Großbritanniens Premier Boris Johnson will den Austritt aus der EU auf jeden Fall zum Stichtag 31. Oktober - notfalls auch ohne Abkommen mit Brüssel. EU-Kommissar Günther Oettinger

Brüssel (dpa) - Der deutsche EU-Kommissar Günther Oettinger hofft auf Widerstand gegen den Brexit-Kurs des britischen Premierministers Boris Johnson.

"Meine Hoffnung ruht auf denen, die dem Premierminister nicht folgen und zum Wohle Großbritanniens verantwortlich vorgehen wollen", sagte der CDU-Politiker "Spiegel Online". Oettinger sprach sich erneut für einen Verbleib des Königreichs in der EU aus.

Johnson hatte am Mittwoch angekündigt, dem Unterhaus noch vor dem geplanten EU-Austritt am 31. Oktober eine Zwangspause aufzuerlegen.

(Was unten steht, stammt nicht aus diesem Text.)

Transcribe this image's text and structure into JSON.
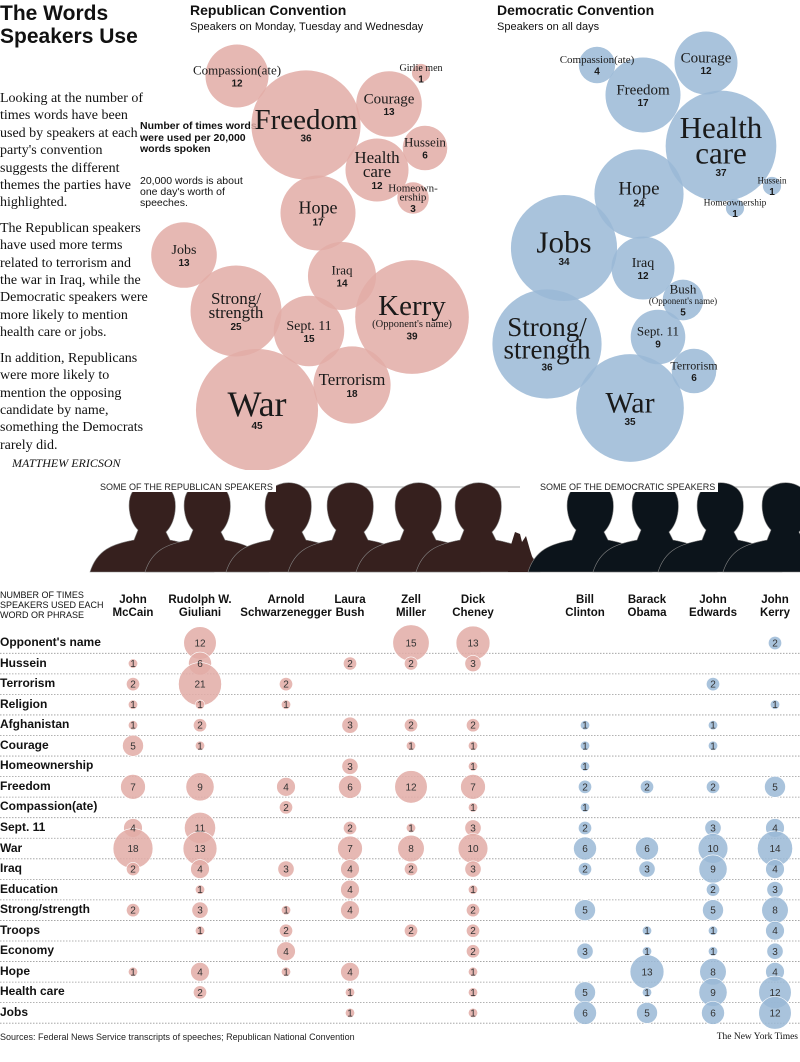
{
  "title": "The Words Speakers Use",
  "intro": [
    "Looking at the number of times words have been used by speakers at each party's convention suggests the different themes the parties have highlighted.",
    "The Republican speakers have used more terms related to terrorism and the war in Iraq, while the Democratic speakers were more likely to mention health care or jobs.",
    "In addition, Republicans were more likely to mention the opposing candidate by name, something the Democrats rarely did."
  ],
  "byline": "MATTHEW ERICSON",
  "note": {
    "unit": "Number of times words were used per 20,000 words spoken",
    "detail": "20,000 words is about one day's worth of speeches."
  },
  "colors": {
    "republican": "#e2aca6",
    "democratic": "#9ab8d6",
    "rep_silhouette": "#36201e",
    "dem_silhouette": "#0c141b"
  },
  "chart_data": [
    {
      "type": "bubble",
      "title": "Republican Convention",
      "subtitle": "Speakers on Monday, Tuesday and Wednesday",
      "bubbles": [
        {
          "label": [
            "Compassion(ate)"
          ],
          "value": 12
        },
        {
          "label": [
            "Girlie men"
          ],
          "value": 1
        },
        {
          "label": [
            "Freedom"
          ],
          "value": 36
        },
        {
          "label": [
            "Courage"
          ],
          "value": 13
        },
        {
          "label": [
            "Hussein"
          ],
          "value": 6
        },
        {
          "label": [
            "Health",
            "care"
          ],
          "value": 12
        },
        {
          "label": [
            "Homeown-",
            "ership"
          ],
          "value": 3
        },
        {
          "label": [
            "Hope"
          ],
          "value": 17
        },
        {
          "label": [
            "Jobs"
          ],
          "value": 13
        },
        {
          "label": [
            "Strong/",
            "strength"
          ],
          "value": 25
        },
        {
          "label": [
            "Iraq"
          ],
          "value": 14
        },
        {
          "label": [
            "Sept. 11"
          ],
          "value": 15
        },
        {
          "label": [
            "Kerry",
            "(Opponent's name)"
          ],
          "value": 39
        },
        {
          "label": [
            "Terrorism"
          ],
          "value": 18
        },
        {
          "label": [
            "War"
          ],
          "value": 45
        }
      ]
    },
    {
      "type": "bubble",
      "title": "Democratic Convention",
      "subtitle": "Speakers on all days",
      "bubbles": [
        {
          "label": [
            "Compassion(ate)"
          ],
          "value": 4
        },
        {
          "label": [
            "Freedom"
          ],
          "value": 17
        },
        {
          "label": [
            "Courage"
          ],
          "value": 12
        },
        {
          "label": [
            "Health",
            "care"
          ],
          "value": 37
        },
        {
          "label": [
            "Hussein"
          ],
          "value": 1
        },
        {
          "label": [
            "Homeownership"
          ],
          "value": 1
        },
        {
          "label": [
            "Hope"
          ],
          "value": 24
        },
        {
          "label": [
            "Jobs"
          ],
          "value": 34
        },
        {
          "label": [
            "Iraq"
          ],
          "value": 12
        },
        {
          "label": [
            "Bush",
            "(Opponent's name)"
          ],
          "value": 5
        },
        {
          "label": [
            "Sept. 11"
          ],
          "value": 9
        },
        {
          "label": [
            "Strong/",
            "strength"
          ],
          "value": 36
        },
        {
          "label": [
            "Terrorism"
          ],
          "value": 6
        },
        {
          "label": [
            "War"
          ],
          "value": 35
        }
      ]
    },
    {
      "type": "table",
      "header": "NUMBER OF TIMES SPEAKERS USED EACH WORD OR PHRASE",
      "speakers": [
        {
          "first": "John",
          "last": "McCain",
          "party": "republican"
        },
        {
          "first": "Rudolph W.",
          "last": "Giuliani",
          "party": "republican"
        },
        {
          "first": "Arnold",
          "last": "Schwarzenegger",
          "party": "republican"
        },
        {
          "first": "Laura",
          "last": "Bush",
          "party": "republican"
        },
        {
          "first": "Zell",
          "last": "Miller",
          "party": "republican"
        },
        {
          "first": "Dick",
          "last": "Cheney",
          "party": "republican"
        },
        {
          "first": "Bill",
          "last": "Clinton",
          "party": "democratic"
        },
        {
          "first": "Barack",
          "last": "Obama",
          "party": "democratic"
        },
        {
          "first": "John",
          "last": "Edwards",
          "party": "democratic"
        },
        {
          "first": "John",
          "last": "Kerry",
          "party": "democratic"
        }
      ],
      "rows": [
        {
          "word": "Opponent's name",
          "values": [
            null,
            12,
            null,
            null,
            15,
            13,
            null,
            null,
            null,
            2
          ]
        },
        {
          "word": "Hussein",
          "values": [
            1,
            6,
            null,
            2,
            2,
            3,
            null,
            null,
            null,
            null
          ]
        },
        {
          "word": "Terrorism",
          "values": [
            2,
            21,
            2,
            null,
            null,
            null,
            null,
            null,
            2,
            null
          ]
        },
        {
          "word": "Religion",
          "values": [
            1,
            1,
            1,
            null,
            null,
            null,
            null,
            null,
            null,
            1
          ]
        },
        {
          "word": "Afghanistan",
          "values": [
            1,
            2,
            null,
            3,
            2,
            2,
            1,
            null,
            1,
            null
          ]
        },
        {
          "word": "Courage",
          "values": [
            5,
            1,
            null,
            null,
            1,
            1,
            1,
            null,
            1,
            null
          ]
        },
        {
          "word": "Homeownership",
          "values": [
            null,
            null,
            null,
            3,
            null,
            1,
            1,
            null,
            null,
            null
          ]
        },
        {
          "word": "Freedom",
          "values": [
            7,
            9,
            4,
            6,
            12,
            7,
            2,
            2,
            2,
            5
          ]
        },
        {
          "word": "Compassion(ate)",
          "values": [
            null,
            null,
            2,
            null,
            null,
            1,
            1,
            null,
            null,
            null
          ]
        },
        {
          "word": "Sept. 11",
          "values": [
            4,
            11,
            null,
            2,
            1,
            3,
            2,
            null,
            3,
            4
          ]
        },
        {
          "word": "War",
          "values": [
            18,
            13,
            null,
            7,
            8,
            10,
            6,
            6,
            10,
            14
          ]
        },
        {
          "word": "Iraq",
          "values": [
            2,
            4,
            3,
            4,
            2,
            3,
            2,
            3,
            9,
            4
          ]
        },
        {
          "word": "Education",
          "values": [
            null,
            1,
            null,
            4,
            null,
            1,
            null,
            null,
            2,
            3
          ]
        },
        {
          "word": "Strong/strength",
          "values": [
            2,
            3,
            1,
            4,
            null,
            2,
            5,
            null,
            5,
            8
          ]
        },
        {
          "word": "Troops",
          "values": [
            null,
            1,
            2,
            null,
            2,
            2,
            null,
            1,
            1,
            4
          ]
        },
        {
          "word": "Economy",
          "values": [
            null,
            null,
            4,
            null,
            null,
            2,
            3,
            1,
            1,
            3
          ]
        },
        {
          "word": "Hope",
          "values": [
            1,
            4,
            1,
            4,
            null,
            1,
            null,
            13,
            8,
            4
          ]
        },
        {
          "word": "Health care",
          "values": [
            null,
            2,
            null,
            1,
            null,
            1,
            5,
            1,
            9,
            12
          ]
        },
        {
          "word": "Jobs",
          "values": [
            null,
            null,
            null,
            1,
            null,
            1,
            6,
            5,
            6,
            12
          ]
        }
      ]
    }
  ],
  "sections": {
    "republican": "SOME OF THE REPUBLICAN SPEAKERS",
    "democratic": "SOME OF THE DEMOCRATIC SPEAKERS"
  },
  "sources": "Sources: Federal News Service transcripts of speeches; Republican National Convention",
  "credit": "The New York Times"
}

Königin Elizabeth II. gab dem Antrag statt. Dem Parlament bleibt damit nur noch ein Zeitfenster von wenigen Tagen, um einen EU-Austritt ohne Abkommen per Gesetz zu verhindern. Doch das ist angesichts der vielen Hürden im Gesetzgebungsprozess kaum zu bewältigen.

Johnsons Vorgehen löste bei Oettinger Befremden aus. "Ich war 26 Jahre Abgeordneter in Baden-Württemberg. Dass dort das Parlament mal eben für fünf Wochen abgeschaltet wird, ist unvorstellbar." Es könne gut sein, "dass es zu einem demokratischen Aufstand gegen Johnsons Vorgehen kommt", sagte der Haushaltskommissar. "Die Zeit ist allerdings knapp, um im Unterhaus eine Mehrheit auf die Beine zu stellen, die sich die parlamentarischen Rechte zurückholt."

Normalerweise kommentiert die EU-Kommission innenpolitische Entwicklungen nicht. Bereits kurz nach Amtsantritt im Juli hatte Oettinger dem neuen britischen Premier in einem Interview vorgeworfen, "keinen Kompass, keinen Wertekanon und keine Prinzipien" zu haben.